Once you've cured the malt, you need to bring it down to room temperature before you can bag it up for storage. If you bag it warm, the malt will sweat and re-wet itself. You may also want to polish the malt to remove the rootlets and sprouts, which improves storage.

Generally, you want to let the finished malt rest for 24–72 hours in a breathable container. Moisture equalizes, the kernels become uniformly friable, and crush improves. Try chewing on a few of the kernels they should be mealy and snap cleanly.

Store it in a cool, dark, dry place, in a sealed food-grade bucket or mylar bag. Label it with the date and information about the drying profile.

Going Further

Sounds pretty involved just to end up at the very beginning of the beer-brewing process, no?

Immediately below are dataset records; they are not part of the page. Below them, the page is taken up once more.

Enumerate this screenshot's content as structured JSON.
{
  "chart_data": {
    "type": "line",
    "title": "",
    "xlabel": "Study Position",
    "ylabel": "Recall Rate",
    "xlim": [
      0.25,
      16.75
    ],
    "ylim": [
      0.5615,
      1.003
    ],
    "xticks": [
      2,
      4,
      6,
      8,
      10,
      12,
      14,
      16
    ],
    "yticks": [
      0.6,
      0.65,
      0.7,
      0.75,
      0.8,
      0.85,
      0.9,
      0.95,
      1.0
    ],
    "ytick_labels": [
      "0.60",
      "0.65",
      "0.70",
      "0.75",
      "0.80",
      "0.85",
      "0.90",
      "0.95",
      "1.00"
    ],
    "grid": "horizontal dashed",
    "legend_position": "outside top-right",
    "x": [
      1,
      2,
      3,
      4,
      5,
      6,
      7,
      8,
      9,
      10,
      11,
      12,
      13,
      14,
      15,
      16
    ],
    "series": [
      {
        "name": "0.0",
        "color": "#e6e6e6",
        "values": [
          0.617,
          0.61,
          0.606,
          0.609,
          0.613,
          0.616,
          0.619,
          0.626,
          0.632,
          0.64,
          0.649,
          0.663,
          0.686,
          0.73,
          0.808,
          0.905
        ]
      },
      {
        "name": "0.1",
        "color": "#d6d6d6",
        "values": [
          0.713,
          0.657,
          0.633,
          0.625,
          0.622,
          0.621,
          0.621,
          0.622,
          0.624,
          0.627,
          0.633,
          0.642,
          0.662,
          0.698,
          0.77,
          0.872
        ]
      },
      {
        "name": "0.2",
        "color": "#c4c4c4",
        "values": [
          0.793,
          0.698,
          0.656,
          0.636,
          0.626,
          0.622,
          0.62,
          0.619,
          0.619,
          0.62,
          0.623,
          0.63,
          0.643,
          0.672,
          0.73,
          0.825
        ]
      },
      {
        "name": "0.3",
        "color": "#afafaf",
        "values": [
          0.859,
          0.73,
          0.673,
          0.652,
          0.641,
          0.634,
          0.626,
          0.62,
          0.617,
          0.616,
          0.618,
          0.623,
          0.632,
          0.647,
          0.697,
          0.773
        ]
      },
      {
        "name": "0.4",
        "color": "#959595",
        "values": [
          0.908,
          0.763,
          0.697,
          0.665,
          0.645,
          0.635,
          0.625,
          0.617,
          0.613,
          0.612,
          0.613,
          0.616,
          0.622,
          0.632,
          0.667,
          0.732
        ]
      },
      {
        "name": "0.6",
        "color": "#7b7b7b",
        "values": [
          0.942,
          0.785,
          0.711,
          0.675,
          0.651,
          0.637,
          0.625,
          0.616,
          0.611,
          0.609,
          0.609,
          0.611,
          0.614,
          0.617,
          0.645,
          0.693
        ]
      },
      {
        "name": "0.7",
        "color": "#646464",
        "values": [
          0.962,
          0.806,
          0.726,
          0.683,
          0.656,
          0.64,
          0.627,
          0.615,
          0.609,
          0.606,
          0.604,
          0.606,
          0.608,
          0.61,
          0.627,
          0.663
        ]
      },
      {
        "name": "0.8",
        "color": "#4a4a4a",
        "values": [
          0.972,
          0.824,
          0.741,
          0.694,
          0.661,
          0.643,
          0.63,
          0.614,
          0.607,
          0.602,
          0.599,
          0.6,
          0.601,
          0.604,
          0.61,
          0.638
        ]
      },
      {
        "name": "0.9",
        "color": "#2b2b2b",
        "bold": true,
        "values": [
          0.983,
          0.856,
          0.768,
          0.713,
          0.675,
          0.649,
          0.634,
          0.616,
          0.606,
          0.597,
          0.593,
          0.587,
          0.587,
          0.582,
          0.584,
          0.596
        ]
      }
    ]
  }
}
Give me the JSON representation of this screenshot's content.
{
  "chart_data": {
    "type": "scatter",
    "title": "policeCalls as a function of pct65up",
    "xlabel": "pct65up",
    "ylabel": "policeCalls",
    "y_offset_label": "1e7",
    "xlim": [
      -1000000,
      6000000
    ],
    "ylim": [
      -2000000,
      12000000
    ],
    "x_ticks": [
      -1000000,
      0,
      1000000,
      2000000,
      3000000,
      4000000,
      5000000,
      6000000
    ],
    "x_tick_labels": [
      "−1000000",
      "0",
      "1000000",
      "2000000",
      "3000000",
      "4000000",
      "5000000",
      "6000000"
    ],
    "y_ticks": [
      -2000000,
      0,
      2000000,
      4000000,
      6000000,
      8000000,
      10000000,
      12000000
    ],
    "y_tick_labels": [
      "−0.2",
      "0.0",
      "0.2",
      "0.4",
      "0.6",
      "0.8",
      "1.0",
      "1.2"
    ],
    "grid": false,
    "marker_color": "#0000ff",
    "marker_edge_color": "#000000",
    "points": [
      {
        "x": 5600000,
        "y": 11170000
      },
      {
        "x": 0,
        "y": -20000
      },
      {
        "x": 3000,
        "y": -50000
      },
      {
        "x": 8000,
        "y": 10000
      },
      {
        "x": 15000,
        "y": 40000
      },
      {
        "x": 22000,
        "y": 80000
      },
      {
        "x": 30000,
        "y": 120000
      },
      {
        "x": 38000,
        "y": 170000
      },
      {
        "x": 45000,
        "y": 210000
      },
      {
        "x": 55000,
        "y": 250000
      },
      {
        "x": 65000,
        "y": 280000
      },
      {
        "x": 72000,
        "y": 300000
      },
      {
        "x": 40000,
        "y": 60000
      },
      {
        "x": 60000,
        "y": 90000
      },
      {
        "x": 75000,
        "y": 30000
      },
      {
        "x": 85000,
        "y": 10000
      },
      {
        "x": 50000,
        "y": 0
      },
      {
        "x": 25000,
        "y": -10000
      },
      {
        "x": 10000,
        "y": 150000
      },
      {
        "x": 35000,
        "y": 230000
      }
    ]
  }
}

This is the main reason I don't do it very often.

But what if you're working on historical recreations and you need a smoked malt? Or one with very low modification? What if you want to turn the grain you grow on your land into beer? What if you just want to understand what malt is, where it comes from, how it affects the later brewing processes?

All these scenarios could give you the motivation to become a maltster. You can start doing it at home, you don't need fancy equipment. On the other hand, if you're thinking about doing this on a commercial scale for whatever reason, maybe instead of brewing you do actually want to focus on malting, then you'll need proper equipment and larger volumes to achieve any kind of consistency.

But think about the upside: you'll unlock the 10–15% of flavor and control that only the maltster touches, the part most homebrewers never get to steer. Imagine tasting a pale ale whose gentle biscuit note isn’t an accident; it’s the direct result of your germination schedule and the way you dried that grain last Sunday. That’s true authorship at the deepest level of the craft.